In chillers, scale translates into higher refrigerant head pressures, and a corresponding increase in power requirements and costs. For example, 1/8 inch of scale in a 100–ton refrigeration unit represents an electrical energy increase of 22% compared to the same size unit free of scale.


Dissolved gases, improper pH control, and the formation of micro organisms promote corrosion, which is the single most significant factor causing premature deterioration of HVAC equipment and piping. In its most insidious form, pitting is only revealed when the equipment or pipe fails. Failures of this type can be catastrophic, leading to costly downtime for repairs and equipment replacement, personal discomfort and even total plant shutdown.

Biological Growths

In addition to promoting corrosion, the uncontrolled multiplication of bacteria, algae and fungi results in bio­film formation on heat exchange surfaces. This has been recognized as an important contributor to reduced heat transfer efficiency in cooling water systems.

In fact, it has been demonstrated that because of the unique surface characteristics of biofilms, their insulating properties far exceed those of an equivalent thickness of scale or corrosion deposits.


Under this heading are dirt, mud, sand, silt, clay, scale salts, and other particulates. They may be of airborne origin or may enter the system with the makeup water. Very often these suspended solids are tightly bound and held together by corrosion products and organic matter.

Abrasive sludge deposits can damage pump mechanical seals, rubber gaskets and control valve seals.


The answer to the problems created by scale, corrosion, biofouling and sludge is a comprehensive water treatment program including scale and corrosion inhibitors, micro biocides and chemicals that maintain particulate materials in suspension coupled with adequate bleed off. A chemical controller will automatically regulate the injection of chemicals based on a water makeup meter. Makeup water is the water brought into the system to replace lost water, regardless of the cause of water loss.

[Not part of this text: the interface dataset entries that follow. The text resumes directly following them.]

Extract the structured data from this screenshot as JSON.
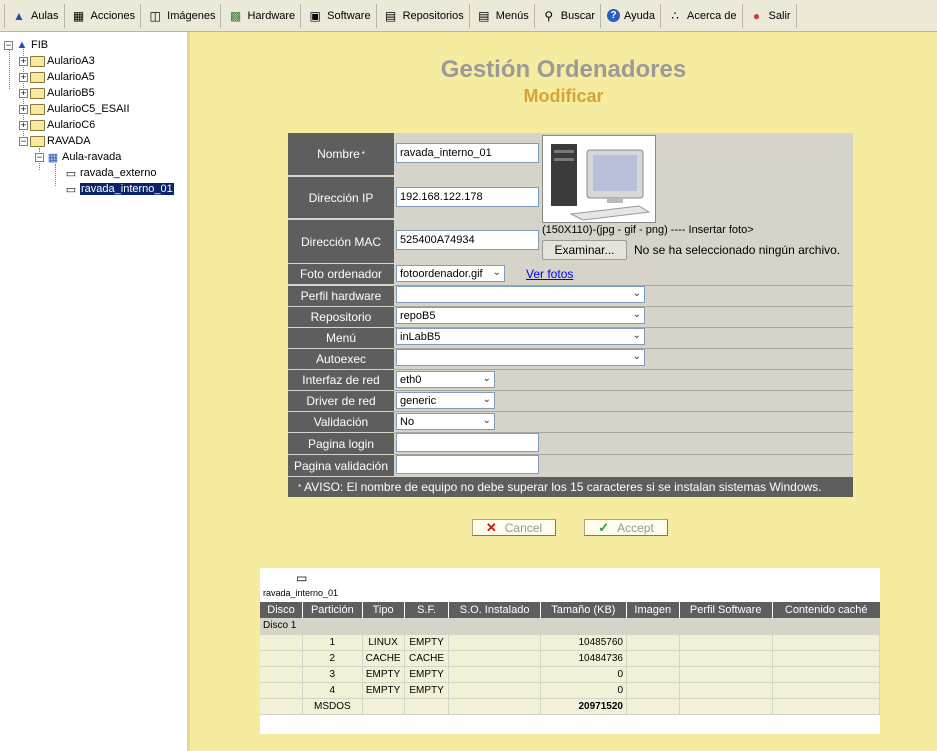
{
  "toolbar": {
    "items": [
      {
        "label": "Aulas",
        "icon": "classrooms-icon"
      },
      {
        "label": "Acciones",
        "icon": "actions-icon"
      },
      {
        "label": "Imágenes",
        "icon": "images-icon"
      },
      {
        "label": "Hardware",
        "icon": "hardware-icon"
      },
      {
        "label": "Software",
        "icon": "software-icon"
      },
      {
        "label": "Repositorios",
        "icon": "repositories-icon"
      },
      {
        "label": "Menús",
        "icon": "menus-icon"
      },
      {
        "label": "Buscar",
        "icon": "search-icon"
      },
      {
        "label": "Ayuda",
        "icon": "help-icon"
      },
      {
        "label": "Acerca de",
        "icon": "about-icon"
      },
      {
        "label": "Salir",
        "icon": "exit-icon"
      }
    ]
  },
  "tree": {
    "root": "FIB",
    "aulas": [
      "AularioA3",
      "AularioA5",
      "AularioB5",
      "AularioC5_ESAII",
      "AularioC6",
      "RAVADA"
    ],
    "aula": "Aula-ravada",
    "computers": [
      "ravada_externo",
      "ravada_interno_01"
    ]
  },
  "header": {
    "title": "Gestión Ordenadores",
    "subtitle": "Modificar"
  },
  "form": {
    "nombre_label": "Nombre",
    "nombre_required": "*",
    "nombre_value": "ravada_interno_01",
    "ip_label": "Dirección IP",
    "ip_value": "192.168.122.178",
    "mac_label": "Dirección MAC",
    "mac_value": "525400A74934",
    "photo_hint": "(150X110)-(jpg - gif - png) ---- Insertar foto>",
    "browse_label": "Examinar...",
    "no_file": "No se ha seleccionado ningún archivo.",
    "foto_label": "Foto ordenador",
    "foto_value": "fotoordenador.gif",
    "ver_fotos": "Ver fotos",
    "perfil_label": "Perfil hardware",
    "perfil_value": "",
    "repo_label": "Repositorio",
    "repo_value": "repoB5",
    "menu_label": "Menú",
    "menu_value": "inLabB5",
    "autoexec_label": "Autoexec",
    "autoexec_value": "",
    "iface_label": "Interfaz de red",
    "iface_value": "eth0",
    "driver_label": "Driver de red",
    "driver_value": "generic",
    "valid_label": "Validación",
    "valid_value": "No",
    "login_label": "Pagina login",
    "login_value": "",
    "pvalid_label": "Pagina validación",
    "pvalid_value": "",
    "aviso_mark": "*",
    "aviso": "AVISO: El nombre de equipo no debe superar los 15 caracteres si se instalan sistemas Windows."
  },
  "actions": {
    "cancel": "Cancel",
    "accept": "Accept"
  },
  "disk": {
    "computer": "ravada_interno_01",
    "columns": [
      "Disco",
      "Partición",
      "Tipo",
      "S.F.",
      "S.O. Instalado",
      "Tamaño (KB)",
      "Imagen",
      "Perfil Software",
      "Contenido caché"
    ],
    "disk_label": "Disco 1",
    "rows": [
      {
        "part": "1",
        "tipo": "LINUX",
        "sf": "EMPTY",
        "so": "",
        "size": "10485760"
      },
      {
        "part": "2",
        "tipo": "CACHE",
        "sf": "CACHE",
        "so": "",
        "size": "10484736"
      },
      {
        "part": "3",
        "tipo": "EMPTY",
        "sf": "EMPTY",
        "so": "",
        "size": "0"
      },
      {
        "part": "4",
        "tipo": "EMPTY",
        "sf": "EMPTY",
        "so": "",
        "size": "0"
      }
    ],
    "total_label": "MSDOS",
    "total_size": "20971520"
  }
}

Water is lost from a cooling tower system through evaporation, leaks in the system, overflow of the cooling tower sump, and “bleed off,” which is the intentional draining of a certain amount of water in order to decrease the buildup of solids in the system. In a poorly­ designed system, high winds can also blow some of the water out onto surrounding areas.

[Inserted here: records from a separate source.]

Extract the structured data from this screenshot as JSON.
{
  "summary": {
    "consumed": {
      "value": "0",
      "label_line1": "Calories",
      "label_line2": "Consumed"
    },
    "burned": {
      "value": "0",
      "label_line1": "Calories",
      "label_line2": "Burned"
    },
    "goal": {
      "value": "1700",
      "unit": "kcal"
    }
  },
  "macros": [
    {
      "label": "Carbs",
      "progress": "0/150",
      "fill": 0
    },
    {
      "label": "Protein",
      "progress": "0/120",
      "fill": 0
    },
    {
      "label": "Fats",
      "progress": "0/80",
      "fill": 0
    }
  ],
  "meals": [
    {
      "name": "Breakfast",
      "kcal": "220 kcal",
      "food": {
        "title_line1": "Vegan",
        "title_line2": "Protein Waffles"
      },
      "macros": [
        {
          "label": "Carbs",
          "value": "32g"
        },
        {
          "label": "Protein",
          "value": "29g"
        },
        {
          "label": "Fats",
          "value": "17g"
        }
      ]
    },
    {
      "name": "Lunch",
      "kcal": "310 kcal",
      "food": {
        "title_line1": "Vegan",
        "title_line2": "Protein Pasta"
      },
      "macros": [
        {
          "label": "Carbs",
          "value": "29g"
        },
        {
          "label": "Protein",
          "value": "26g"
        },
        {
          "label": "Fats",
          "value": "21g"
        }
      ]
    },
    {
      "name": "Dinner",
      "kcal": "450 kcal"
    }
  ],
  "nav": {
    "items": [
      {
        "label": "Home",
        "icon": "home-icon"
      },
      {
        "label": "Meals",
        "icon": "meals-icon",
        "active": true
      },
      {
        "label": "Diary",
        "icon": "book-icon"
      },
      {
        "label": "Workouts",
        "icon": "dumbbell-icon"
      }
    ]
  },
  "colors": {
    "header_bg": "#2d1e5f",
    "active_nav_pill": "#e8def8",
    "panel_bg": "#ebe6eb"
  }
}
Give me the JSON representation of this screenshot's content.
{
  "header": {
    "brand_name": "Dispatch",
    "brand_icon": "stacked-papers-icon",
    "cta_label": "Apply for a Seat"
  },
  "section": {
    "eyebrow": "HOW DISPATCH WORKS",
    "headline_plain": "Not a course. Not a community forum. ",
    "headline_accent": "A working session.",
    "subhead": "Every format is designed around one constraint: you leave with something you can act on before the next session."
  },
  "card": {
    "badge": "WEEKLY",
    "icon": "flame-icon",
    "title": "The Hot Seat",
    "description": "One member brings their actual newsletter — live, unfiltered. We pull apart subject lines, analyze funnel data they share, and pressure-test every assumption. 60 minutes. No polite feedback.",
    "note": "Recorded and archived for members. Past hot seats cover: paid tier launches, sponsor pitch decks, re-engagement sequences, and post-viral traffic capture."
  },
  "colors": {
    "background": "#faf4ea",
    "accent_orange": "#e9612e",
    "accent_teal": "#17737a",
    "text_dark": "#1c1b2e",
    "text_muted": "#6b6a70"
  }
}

When water is evaporated or lost from a cooling tower, the solids and chemicals used to treat the tower remain in the system. When water is “bled” from the system, the chemicals lost through bleed must be replaced for the system to remain protected.

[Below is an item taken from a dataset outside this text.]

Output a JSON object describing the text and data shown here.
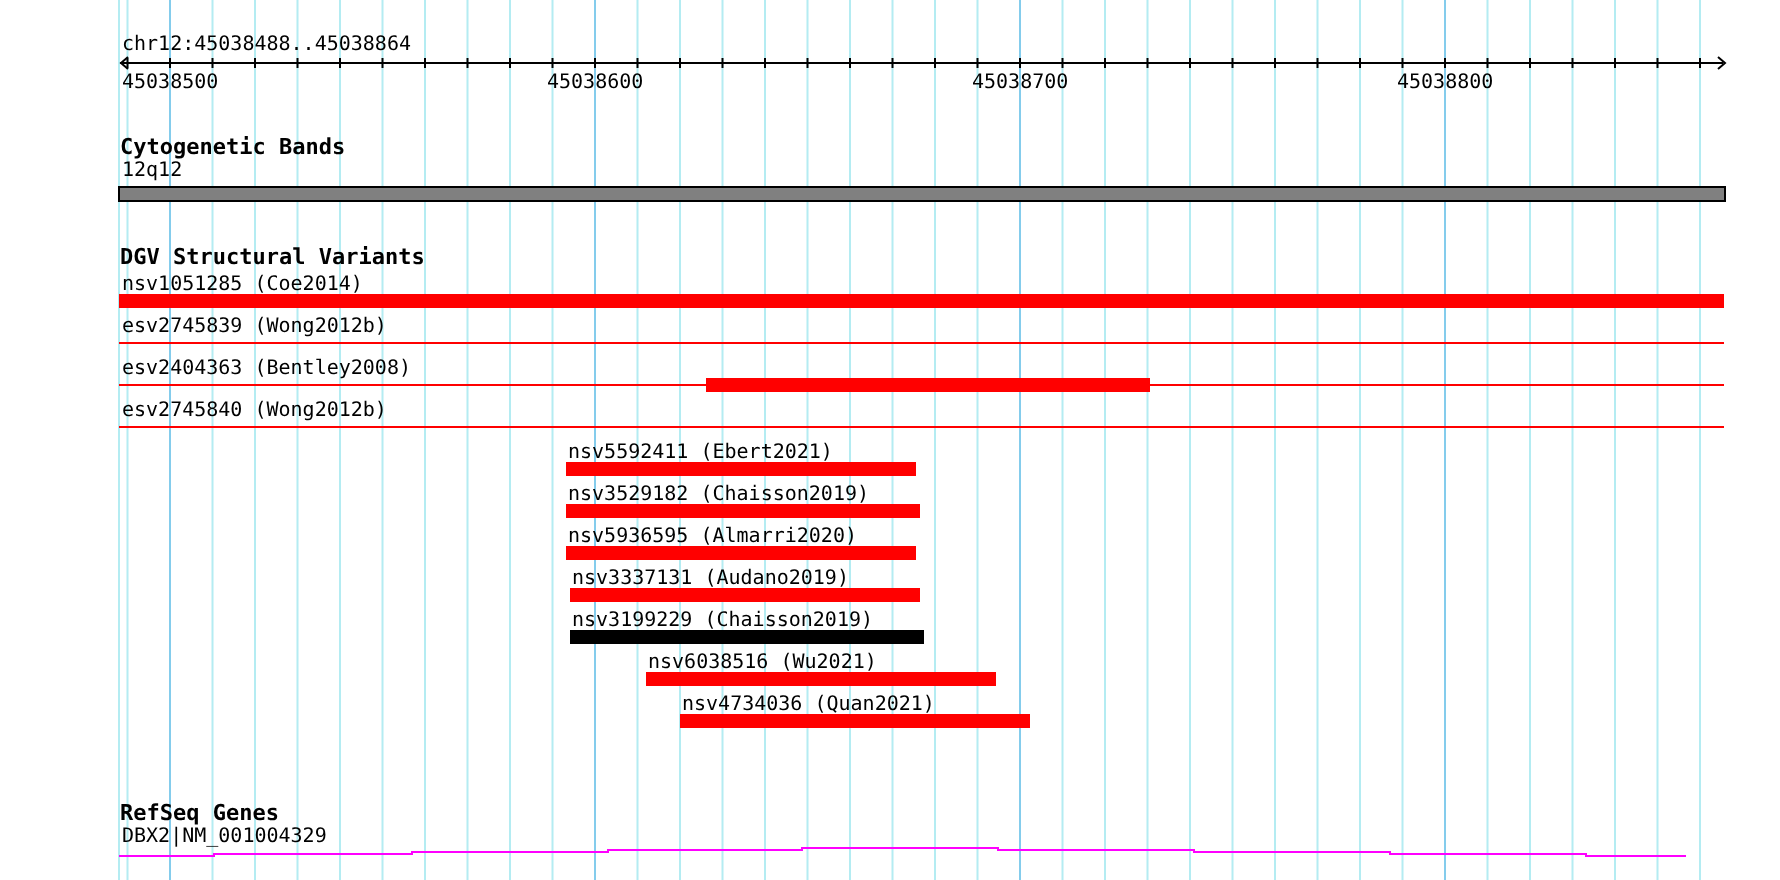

A certified chemical treatment company should be involved with the treatment of the cooling tower water. Daily and weekly testing should be done by your staff. You should always get a written report from your chemical treatment company after their monthly visit.

Rotation of the chemicals may be needed as bacteria can become immune over time if the same chemicals are used.

Ask questions of the water treatment company. What should the concentration of particulates be for the most efficient operation? What should happen if there are deposits on the tower fill?

Low cost budget chemicals may not be the best answer to your water treatment needs. Your cooling tower and chiller system is extremely expensive to operate. Think of the cost to replace the system because of scale build­up or corrosion attacks. A good chemical water treatment program is critical to the maintaining of your equipment.